Standing: How later courts treated this decision has not been analysed.

A.________ / Direction générale de l'emploi et du marché du travail - DGEM

Rubrum

TRIBUNAL CANTONAL

COUR DE DROIT ADMINISTRATIF ET PUBLIC

Arrêt du 17 juin 2026

Composition

M. Raphaël Gani, président; M. Guillaume Vianin et M. Alain Thévenaz, juges; Mme Margaux Terradas, greffière.

Recourante

A.________,

Autorité intimée

Direction générale de l'emploi et du marché du travail - DGEM, à Lausanne.

Objet

Réexamen

Recours A.________ c/ décision du Direction générale de l'emploi et du marché du travail - DGEM du 6 février 2026 relative au chantier ********, à Yverdon-les-Bains - infraction à la loi sur les travailleurs détachés.

Faits

A.

La société A.________ (ci-après: la recourante) sise en France a effectué des prestations sur un chantier sur territoire suisse, à Yverdon-les-Bains en 2022 et 2023, à la suite de quoi elle a été dénoncée à la Commission paritaire. Dite commission a procédé à l'instruction de cette dénonciation en sollicitant des renseignements de la part de la recourante, requérant notamment par courriel du 8 novembre 2024 les relevés des temps de travail pour 18 travailleurs détachés, puis a dénoncé la recourante auprès de la Direction générale de l'emploi et du marché du travail (DGEM ou autorité intimée).

B.

La DGEM a par décision du 6 février 2026 interdit à la recourante d'offrir ses services en Suisse pour une durée d'un an.

C.

Par courrier électronique du 2 mars 2026, adressé à la DGEM, la recourante a indiqué: "nous vous informons que nous formons recours auprès du tribunal cantonal, que cependant nous sollicitons de votre direction une révision de la décision prise". La DGEM a répondu le 6 mars 2026, se référant à une "demande de reconsidération", en indiquant qu'il "n'était pas possible de faire droit à [la requête de la recourante] de reconsidération de la décision initiale du 6 février 2026", en soulignant qu'il était loisible à la recourante de déférer la décision du 6 février 2026 devant le tribunal cantonal.

D.

Par acte daté du 13 mars 2026 et reçu le 19 mars 2026, la recourante a contesté "la décision VE/03-0078834 de la DGEM, interdisant à la société SMP Energies de fournir ses services en Suisse". Dans son acte de recours, la recourante indique avoir reçu la décision attaquée en date du 11 février 2026. Elle conclut au "réexamen de la position de la DGEM" et à l'annulation de la décision.

E.

Par avis du juge instructeur du 20 mars 2026, la recourante a notamment été enjointe de préciser ses conclusions, étant alors souligné que le recours contre la décision du 6 février 2026 paraissait tardif et que s'il était dirigé contre la décision de refus de reconsidération, il n'était pas suffisamment motivé.

F.

Le délai pour préciser ses conclusions a été prolongé d'office par le juge instructeur par avis du 21 avril 2026; en date du 3 juin 2026, il a été constaté que la recourante n'avait toujours pas précisé ses conclusions. L'autorité intimée a produit son dossier, ce dont la recourante a été informée.

Considérants

1.

Le Tribunal cantonal examine d'office et librement la recevabilité des recours qui lui sont soumis.

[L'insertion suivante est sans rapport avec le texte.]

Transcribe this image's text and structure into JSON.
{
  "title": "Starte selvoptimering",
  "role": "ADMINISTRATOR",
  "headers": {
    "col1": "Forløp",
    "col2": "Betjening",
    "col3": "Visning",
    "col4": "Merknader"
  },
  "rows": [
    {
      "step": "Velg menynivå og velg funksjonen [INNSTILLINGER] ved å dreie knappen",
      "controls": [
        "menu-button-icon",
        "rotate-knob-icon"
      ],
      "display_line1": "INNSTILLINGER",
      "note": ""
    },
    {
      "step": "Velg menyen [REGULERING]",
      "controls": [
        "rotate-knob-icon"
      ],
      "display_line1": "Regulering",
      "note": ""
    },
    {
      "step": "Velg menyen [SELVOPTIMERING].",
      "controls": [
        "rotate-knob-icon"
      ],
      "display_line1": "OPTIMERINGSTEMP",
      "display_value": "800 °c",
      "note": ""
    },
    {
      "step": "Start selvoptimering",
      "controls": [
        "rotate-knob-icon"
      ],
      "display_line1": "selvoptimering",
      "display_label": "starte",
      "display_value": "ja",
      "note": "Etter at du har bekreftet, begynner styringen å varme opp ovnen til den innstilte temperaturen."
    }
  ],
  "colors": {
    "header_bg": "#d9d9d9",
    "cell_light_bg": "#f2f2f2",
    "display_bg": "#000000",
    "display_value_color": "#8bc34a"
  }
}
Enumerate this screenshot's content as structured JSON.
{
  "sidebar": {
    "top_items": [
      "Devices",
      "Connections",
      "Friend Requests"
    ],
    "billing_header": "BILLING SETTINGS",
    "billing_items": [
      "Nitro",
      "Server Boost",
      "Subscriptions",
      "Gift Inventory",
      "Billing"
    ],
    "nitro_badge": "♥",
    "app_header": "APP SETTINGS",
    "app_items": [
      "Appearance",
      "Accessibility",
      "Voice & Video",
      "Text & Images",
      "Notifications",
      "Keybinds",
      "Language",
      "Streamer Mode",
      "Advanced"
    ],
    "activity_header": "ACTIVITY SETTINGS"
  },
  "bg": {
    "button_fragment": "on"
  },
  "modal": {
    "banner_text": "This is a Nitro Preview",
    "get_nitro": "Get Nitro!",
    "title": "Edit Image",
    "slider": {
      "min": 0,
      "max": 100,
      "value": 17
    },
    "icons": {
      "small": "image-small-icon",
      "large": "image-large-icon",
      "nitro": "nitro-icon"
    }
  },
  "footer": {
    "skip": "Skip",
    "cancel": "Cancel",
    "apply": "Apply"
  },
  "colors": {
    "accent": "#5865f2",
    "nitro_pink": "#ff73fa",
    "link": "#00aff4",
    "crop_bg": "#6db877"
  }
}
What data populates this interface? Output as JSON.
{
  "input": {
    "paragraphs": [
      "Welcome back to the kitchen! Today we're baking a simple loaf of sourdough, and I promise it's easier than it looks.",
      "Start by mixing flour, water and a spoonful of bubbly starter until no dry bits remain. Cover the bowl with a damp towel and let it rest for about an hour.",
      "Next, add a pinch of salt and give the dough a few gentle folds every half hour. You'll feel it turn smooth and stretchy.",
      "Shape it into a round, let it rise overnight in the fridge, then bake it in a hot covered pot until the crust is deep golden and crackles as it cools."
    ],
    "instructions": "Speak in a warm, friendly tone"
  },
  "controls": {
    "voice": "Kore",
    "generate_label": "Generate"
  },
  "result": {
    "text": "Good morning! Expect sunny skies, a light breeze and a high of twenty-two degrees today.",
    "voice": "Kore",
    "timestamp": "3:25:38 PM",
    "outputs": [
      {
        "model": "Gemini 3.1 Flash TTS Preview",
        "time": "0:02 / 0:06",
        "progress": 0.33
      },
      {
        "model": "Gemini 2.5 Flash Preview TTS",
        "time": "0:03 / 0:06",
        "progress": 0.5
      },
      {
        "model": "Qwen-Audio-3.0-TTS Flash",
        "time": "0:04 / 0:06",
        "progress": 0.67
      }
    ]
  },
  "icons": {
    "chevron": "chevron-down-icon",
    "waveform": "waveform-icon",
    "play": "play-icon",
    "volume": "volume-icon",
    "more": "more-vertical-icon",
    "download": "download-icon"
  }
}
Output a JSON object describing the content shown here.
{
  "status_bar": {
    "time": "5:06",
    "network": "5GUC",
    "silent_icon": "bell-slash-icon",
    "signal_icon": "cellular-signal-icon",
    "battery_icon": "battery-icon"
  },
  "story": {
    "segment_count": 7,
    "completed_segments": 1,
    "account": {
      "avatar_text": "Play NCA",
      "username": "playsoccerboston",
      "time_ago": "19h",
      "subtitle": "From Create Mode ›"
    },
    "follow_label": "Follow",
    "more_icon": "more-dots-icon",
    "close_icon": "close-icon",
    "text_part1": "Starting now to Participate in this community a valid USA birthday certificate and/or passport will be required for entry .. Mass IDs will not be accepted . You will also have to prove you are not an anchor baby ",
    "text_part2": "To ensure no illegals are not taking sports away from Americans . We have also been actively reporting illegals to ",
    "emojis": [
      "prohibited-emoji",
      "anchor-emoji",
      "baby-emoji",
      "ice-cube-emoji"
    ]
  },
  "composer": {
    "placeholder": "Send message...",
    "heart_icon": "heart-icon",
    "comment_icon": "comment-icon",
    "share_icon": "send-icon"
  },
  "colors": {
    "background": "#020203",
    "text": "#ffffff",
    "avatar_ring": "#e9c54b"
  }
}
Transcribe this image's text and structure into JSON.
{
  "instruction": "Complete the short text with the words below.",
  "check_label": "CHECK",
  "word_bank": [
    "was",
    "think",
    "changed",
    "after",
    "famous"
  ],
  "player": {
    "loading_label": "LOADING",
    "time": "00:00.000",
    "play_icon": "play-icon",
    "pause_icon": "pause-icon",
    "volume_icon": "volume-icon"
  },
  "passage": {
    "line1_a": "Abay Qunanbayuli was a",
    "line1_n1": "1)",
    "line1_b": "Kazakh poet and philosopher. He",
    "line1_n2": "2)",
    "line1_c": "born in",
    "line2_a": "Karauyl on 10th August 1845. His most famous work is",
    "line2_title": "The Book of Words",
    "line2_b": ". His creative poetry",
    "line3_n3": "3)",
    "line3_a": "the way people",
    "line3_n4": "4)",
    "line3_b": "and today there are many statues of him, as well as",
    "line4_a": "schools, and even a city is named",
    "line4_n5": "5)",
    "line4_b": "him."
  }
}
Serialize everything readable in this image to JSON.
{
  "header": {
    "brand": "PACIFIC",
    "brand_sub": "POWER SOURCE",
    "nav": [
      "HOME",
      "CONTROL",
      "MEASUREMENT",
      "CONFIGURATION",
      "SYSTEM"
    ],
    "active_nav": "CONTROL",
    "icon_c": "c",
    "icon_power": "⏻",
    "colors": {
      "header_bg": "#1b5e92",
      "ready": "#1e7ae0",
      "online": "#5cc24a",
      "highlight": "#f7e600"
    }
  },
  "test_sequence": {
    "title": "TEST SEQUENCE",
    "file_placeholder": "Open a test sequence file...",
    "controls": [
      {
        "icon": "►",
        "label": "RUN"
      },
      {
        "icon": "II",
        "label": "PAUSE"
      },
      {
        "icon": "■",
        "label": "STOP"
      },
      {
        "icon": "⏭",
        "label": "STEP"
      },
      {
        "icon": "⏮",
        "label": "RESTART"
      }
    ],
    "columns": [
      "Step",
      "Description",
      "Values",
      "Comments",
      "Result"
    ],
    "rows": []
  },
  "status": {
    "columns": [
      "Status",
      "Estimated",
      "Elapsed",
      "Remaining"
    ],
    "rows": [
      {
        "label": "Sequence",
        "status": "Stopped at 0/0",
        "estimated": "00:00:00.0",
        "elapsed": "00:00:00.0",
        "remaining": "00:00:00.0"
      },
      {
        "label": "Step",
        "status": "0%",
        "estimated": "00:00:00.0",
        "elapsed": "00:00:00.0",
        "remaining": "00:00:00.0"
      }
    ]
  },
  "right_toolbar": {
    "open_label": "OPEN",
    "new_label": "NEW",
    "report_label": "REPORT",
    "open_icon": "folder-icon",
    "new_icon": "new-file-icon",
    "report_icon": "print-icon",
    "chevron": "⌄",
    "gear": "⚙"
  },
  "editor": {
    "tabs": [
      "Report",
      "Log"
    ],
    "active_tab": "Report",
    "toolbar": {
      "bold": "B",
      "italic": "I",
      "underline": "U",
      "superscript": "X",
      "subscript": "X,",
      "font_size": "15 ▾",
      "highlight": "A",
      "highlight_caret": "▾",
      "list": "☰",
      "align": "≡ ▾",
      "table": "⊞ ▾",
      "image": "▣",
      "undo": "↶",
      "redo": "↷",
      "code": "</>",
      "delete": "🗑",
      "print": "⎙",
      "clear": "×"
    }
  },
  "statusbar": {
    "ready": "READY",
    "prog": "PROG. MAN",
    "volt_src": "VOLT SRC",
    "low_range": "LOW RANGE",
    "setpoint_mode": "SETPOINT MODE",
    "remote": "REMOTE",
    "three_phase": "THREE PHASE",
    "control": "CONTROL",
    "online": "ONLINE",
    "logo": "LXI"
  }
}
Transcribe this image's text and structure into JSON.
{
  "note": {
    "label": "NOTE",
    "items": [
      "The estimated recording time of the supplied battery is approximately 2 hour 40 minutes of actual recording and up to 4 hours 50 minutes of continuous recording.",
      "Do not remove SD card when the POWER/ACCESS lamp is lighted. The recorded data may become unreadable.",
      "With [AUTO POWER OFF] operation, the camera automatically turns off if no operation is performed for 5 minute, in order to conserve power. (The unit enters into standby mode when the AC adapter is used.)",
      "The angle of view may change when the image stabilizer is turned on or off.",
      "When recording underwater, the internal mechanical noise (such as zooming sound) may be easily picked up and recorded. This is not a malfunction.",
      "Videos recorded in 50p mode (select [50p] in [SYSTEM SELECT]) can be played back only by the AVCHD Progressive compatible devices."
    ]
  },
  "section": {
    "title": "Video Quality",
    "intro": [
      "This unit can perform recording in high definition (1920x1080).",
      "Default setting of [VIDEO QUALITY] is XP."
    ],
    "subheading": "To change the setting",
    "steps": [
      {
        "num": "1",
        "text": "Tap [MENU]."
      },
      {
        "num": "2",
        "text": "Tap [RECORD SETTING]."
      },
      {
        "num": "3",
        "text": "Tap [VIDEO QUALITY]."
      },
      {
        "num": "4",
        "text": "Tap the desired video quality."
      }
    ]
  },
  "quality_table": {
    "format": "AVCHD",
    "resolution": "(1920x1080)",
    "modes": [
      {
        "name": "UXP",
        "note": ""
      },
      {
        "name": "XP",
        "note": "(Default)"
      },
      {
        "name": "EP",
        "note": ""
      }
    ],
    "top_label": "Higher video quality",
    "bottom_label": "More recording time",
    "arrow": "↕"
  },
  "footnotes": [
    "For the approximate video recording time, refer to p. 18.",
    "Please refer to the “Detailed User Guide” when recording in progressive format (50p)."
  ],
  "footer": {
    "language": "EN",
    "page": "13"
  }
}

À teneur de l'art. 85 de la loi vaudoise du 5 juillet 2005 sur l'emploi (LEmp; BLV 822.11), la loi vaudoise du 28 octobre 2008 sur la procédure administrative (LPA-VD; BLV 173.36) est applicable aux décisions rendues en application, notamment, de la loi fédérale du 16 décembre 2005 sur les étrangers et l'intégration (LEI; RS 142.20) ainsi qu'aux recours contre lesdites décisions.

Selon l'art. 95 LPA-VD, le recours s'exerce dans les 30 jours dès la notification de la décision attaquée. L'art. 20 al. 1 LPA-VD dispose que "le délai est réputé observé lorsque l'écrit est remis à l'autorité, à un bureau de poste suisse ou à une représentation diplomatique ou consulaire suisse, au plus tard le dernier jour du délai."

Comme l'a indiqué la recourante elle-même dans son acte de recours, la décision attaquée du 6 février 2026 lui a été notifiée le 11 du même mois. Le délai de recours arrivait donc à échéance le 13 mars 2026. Sur la base du numéro de suivi de livraison Fedex (484341739343), force est de constater que cet envoi a été remis à l'entreprise de livraison en France le 16 mars 2026 uniquement (il est mentionné "renseignements sur l'envoi transmis à Fedex" à 17 h 37 ce jour-là) et qu'il n'est pas arrivé en Suisse avant le lendemain, soit le 17 mars 2026. C'est donc au plus tôt à cette date que la remise à un "bureau de poste suisse" au sens de l'art. 20 al. 1 LPA-VD (cf., à propos d'une disposition analogue du droit fédéral, ATF 125 V 65 consid. 1, TF 6F_36/2025 du 20 novembre 2025 consid. 1.2.1 et les références) peut être admise.

Déposé au plus tôt le 17 mars 2026, le recours contre la décision du 6 février 2026 est donc tardif.

Interpelée à ce propos (art. 78 LPA-VD), la recourante ne s'est pas déterminée dans le délai pourtant prolongé à cet effet. Rien n'indique au surplus qu'une restitution du délai de recours (cf. art. 22 LPA-VD) puisse entrer en considération, aucun élément au dossier ne lui permettant de se prévaloir d'un empêchement non fautif d'agir dans le délai fixé.

2.

La recourante mentionne dans son acte de recours former également recours contre la décision du 2 mars 2026 de la DGEM. En lien avec cette dernière décision son recours est intervenu dans le délai de 30 jours et n'est donc pas tardif.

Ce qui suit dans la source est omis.